Zhenya presses his face to Sid's chest and takes slow, deep breaths that sound shaky, his hands tight enough on Sid's hips that it almost hurts. Sid strokes Zhenya's hair and waits. He's been here before, an anchor to Zhenya's emotions, holding him down until he can pick himself back up. It hasn't gotten any easier, years and years later, but he holds himself together because Zhenya can't.
Eventually Zhenya leans back against the couch. Sid slides off of him but doesn't go far. He doesn't think he could even if he tried. Panic is building inside him, shaken champagne in a corked bottle, and if Zhenya doesn't say something soon Sid's going to cry or scream or break down entirely.
"Quarantine," Zhenya says, the word still not sitting quite right as he says it. The fact that he's had to learn how to say it at all makes it even harder. Zhenya shakes his head and opens his eyes.
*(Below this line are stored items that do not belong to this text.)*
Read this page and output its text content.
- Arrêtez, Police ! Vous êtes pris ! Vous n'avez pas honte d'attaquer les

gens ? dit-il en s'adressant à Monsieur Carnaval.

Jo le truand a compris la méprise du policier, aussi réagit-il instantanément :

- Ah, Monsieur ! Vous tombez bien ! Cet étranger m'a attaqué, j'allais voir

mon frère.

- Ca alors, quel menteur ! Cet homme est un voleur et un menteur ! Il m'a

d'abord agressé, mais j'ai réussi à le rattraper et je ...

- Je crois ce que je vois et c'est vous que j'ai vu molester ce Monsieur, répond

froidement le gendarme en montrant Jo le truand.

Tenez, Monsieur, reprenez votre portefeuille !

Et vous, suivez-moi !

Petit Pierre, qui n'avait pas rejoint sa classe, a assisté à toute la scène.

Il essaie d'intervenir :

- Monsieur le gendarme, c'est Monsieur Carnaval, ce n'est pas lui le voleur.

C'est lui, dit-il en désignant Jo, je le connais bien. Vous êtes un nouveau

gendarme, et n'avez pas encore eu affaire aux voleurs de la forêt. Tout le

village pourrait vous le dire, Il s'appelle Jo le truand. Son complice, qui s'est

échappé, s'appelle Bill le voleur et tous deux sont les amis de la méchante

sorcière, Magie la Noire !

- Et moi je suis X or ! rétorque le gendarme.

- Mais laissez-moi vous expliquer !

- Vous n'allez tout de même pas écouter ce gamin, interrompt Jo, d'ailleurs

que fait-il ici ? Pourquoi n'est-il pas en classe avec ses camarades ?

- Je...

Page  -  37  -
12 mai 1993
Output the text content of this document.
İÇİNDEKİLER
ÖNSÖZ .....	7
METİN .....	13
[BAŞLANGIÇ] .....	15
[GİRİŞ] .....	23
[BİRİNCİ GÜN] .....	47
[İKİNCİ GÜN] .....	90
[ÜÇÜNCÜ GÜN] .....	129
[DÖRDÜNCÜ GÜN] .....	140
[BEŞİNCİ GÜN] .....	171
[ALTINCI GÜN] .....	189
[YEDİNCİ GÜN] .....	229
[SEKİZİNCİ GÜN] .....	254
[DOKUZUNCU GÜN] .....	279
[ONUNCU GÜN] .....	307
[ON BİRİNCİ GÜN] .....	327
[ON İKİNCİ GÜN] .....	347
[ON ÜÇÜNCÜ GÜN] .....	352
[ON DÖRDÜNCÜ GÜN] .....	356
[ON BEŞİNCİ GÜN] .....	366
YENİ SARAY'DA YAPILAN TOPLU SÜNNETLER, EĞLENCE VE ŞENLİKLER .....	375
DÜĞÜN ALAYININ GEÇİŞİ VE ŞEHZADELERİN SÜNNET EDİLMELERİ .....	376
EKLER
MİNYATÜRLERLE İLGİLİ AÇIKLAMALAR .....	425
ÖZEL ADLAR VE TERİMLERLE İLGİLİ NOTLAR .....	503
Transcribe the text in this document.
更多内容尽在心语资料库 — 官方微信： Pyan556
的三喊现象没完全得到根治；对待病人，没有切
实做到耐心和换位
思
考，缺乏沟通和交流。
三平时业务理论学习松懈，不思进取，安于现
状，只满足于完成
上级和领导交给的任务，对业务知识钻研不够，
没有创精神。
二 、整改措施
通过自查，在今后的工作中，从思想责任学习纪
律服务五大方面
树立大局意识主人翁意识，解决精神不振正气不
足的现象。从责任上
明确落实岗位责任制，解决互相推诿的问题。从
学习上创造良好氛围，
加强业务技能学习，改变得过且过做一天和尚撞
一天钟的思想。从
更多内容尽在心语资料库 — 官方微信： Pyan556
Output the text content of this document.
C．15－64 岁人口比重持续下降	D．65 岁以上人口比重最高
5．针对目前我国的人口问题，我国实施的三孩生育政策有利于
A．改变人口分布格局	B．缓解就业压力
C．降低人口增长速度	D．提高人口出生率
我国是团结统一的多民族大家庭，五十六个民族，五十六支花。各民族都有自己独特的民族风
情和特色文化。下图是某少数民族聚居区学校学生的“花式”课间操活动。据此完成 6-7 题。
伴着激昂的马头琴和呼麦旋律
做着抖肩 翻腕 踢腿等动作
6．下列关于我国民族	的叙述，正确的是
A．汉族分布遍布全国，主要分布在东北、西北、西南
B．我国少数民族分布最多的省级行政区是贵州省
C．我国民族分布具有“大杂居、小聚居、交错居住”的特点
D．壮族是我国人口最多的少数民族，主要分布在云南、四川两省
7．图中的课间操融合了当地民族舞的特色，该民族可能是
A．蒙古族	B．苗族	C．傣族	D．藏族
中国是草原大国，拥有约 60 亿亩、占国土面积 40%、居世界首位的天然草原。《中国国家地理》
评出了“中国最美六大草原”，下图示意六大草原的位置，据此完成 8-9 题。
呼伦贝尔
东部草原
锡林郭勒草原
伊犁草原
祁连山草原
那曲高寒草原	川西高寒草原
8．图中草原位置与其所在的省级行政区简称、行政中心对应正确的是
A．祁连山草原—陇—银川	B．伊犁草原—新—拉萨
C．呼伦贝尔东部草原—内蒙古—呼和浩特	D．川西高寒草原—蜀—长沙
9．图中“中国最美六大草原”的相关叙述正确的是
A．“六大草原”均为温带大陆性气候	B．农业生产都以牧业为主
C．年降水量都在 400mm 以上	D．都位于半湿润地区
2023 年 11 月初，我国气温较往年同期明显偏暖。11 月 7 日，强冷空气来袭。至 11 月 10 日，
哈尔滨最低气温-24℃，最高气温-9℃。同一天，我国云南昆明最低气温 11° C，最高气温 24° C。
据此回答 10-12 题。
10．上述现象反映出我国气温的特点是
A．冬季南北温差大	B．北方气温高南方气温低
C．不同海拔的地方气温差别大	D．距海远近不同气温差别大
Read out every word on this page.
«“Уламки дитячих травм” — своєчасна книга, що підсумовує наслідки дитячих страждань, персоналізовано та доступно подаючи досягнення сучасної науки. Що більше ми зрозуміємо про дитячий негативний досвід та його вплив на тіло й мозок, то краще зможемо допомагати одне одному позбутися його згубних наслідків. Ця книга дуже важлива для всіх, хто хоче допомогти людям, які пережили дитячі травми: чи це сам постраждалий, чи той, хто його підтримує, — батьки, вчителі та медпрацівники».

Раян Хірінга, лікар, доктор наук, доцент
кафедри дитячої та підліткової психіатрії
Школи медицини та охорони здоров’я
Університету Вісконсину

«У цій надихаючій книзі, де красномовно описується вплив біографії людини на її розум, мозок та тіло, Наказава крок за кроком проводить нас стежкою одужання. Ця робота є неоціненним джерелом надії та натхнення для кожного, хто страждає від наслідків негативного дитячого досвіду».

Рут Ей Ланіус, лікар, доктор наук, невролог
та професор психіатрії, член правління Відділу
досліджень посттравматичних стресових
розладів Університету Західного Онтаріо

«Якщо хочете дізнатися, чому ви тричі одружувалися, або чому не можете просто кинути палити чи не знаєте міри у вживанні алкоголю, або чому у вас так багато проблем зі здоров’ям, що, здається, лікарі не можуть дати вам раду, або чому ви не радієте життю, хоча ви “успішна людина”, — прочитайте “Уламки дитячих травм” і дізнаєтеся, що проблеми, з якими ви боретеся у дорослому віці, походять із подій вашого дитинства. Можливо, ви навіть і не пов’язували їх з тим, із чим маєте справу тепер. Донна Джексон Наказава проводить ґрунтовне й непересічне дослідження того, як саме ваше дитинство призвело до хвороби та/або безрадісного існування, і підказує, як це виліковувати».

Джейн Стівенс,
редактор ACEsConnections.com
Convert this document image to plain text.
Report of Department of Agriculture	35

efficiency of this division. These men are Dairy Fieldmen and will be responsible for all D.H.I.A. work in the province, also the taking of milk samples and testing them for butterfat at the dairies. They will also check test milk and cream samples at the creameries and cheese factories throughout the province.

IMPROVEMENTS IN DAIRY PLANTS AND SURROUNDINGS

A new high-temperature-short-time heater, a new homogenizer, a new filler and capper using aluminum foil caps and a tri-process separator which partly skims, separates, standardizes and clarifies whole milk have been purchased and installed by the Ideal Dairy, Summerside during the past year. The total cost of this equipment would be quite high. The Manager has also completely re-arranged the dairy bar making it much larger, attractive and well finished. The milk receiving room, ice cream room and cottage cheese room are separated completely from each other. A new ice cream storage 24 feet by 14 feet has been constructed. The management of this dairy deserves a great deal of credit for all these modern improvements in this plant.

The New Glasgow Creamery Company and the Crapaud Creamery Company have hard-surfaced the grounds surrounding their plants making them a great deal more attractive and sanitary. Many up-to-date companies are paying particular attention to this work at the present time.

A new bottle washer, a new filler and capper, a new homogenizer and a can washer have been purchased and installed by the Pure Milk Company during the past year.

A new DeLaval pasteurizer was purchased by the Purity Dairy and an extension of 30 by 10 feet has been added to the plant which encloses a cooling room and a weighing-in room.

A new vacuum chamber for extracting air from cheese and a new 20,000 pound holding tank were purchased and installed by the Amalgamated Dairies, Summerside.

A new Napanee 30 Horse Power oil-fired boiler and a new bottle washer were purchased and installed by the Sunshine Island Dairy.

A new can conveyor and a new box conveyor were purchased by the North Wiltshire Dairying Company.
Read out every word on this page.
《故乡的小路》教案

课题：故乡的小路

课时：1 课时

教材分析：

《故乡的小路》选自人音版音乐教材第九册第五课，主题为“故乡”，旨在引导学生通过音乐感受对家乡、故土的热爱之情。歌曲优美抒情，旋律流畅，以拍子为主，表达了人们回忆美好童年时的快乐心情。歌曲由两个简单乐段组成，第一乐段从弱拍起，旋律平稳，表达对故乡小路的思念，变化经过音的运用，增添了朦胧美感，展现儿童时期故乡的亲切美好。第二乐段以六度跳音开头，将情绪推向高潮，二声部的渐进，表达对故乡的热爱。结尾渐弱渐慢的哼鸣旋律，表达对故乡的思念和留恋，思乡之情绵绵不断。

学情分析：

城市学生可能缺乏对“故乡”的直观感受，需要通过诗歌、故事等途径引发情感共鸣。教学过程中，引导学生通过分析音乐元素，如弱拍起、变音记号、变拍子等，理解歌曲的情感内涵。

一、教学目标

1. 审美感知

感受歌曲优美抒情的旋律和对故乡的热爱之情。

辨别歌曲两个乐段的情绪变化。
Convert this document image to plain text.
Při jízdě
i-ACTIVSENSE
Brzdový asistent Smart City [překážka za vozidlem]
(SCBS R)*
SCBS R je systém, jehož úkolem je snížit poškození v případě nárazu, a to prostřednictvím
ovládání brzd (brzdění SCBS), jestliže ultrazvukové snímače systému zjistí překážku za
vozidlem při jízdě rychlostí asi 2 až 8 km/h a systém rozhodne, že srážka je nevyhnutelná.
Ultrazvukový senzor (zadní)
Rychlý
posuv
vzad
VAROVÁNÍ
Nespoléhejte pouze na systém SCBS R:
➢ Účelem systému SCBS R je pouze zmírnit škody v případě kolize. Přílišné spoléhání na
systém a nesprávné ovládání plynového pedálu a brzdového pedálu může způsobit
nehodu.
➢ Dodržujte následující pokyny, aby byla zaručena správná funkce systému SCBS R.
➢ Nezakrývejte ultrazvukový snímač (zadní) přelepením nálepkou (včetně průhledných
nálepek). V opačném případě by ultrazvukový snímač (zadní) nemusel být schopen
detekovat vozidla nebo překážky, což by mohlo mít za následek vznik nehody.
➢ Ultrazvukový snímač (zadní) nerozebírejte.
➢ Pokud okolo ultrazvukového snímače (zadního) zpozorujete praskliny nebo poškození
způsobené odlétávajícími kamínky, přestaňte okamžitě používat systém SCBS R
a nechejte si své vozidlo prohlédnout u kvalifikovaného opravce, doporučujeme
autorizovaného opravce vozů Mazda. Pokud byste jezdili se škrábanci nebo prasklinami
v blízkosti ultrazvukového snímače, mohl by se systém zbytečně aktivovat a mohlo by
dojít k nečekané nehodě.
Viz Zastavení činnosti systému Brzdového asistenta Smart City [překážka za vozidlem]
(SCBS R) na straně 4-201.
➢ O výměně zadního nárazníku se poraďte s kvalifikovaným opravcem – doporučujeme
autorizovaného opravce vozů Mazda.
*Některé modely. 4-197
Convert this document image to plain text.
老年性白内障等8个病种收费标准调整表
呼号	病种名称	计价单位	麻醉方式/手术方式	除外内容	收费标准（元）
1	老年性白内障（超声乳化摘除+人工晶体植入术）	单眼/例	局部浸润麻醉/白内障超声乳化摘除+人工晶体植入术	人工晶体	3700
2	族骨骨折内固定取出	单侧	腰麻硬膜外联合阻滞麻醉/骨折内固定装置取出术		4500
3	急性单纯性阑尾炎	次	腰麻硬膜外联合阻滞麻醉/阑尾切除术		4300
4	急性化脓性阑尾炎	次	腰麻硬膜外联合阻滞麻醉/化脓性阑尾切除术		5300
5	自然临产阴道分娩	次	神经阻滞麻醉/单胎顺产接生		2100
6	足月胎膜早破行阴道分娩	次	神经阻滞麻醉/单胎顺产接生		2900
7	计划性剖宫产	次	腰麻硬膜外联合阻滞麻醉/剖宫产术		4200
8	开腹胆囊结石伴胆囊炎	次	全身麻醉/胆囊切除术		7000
They're black and unreadable in the dark. "I'm get rations. Line not too long, get through fast, stop to see T-Rex statue. It's head is gone. Someone cut off. I'm stare at statue and hear people shout. Think is more riot. Is just two people. One man with hazmat one in hoodie. Look like me, maybe, but no mask. Probably already sick ."
Zhenya twists his arm in Sid's grip, lining their hands up together. He squeezes tight enough that it hurts, his fingers pinching and knuckles straining as he holds on. Sid lets him, breath held for the ending of the story. The longer he looks, the more he can see how shaken Zhenya is, how lost.
"Man in hazmat shoot other one," Zhenya eventually says. Sid's whole body goes cold. Zhenya's hand tightens around his. "No warning, no shout. He just shoot and drag body off to van." Zhenya drags in a deep breath and lets it out in a slow, hiccuppy exhale. "Not like in movies."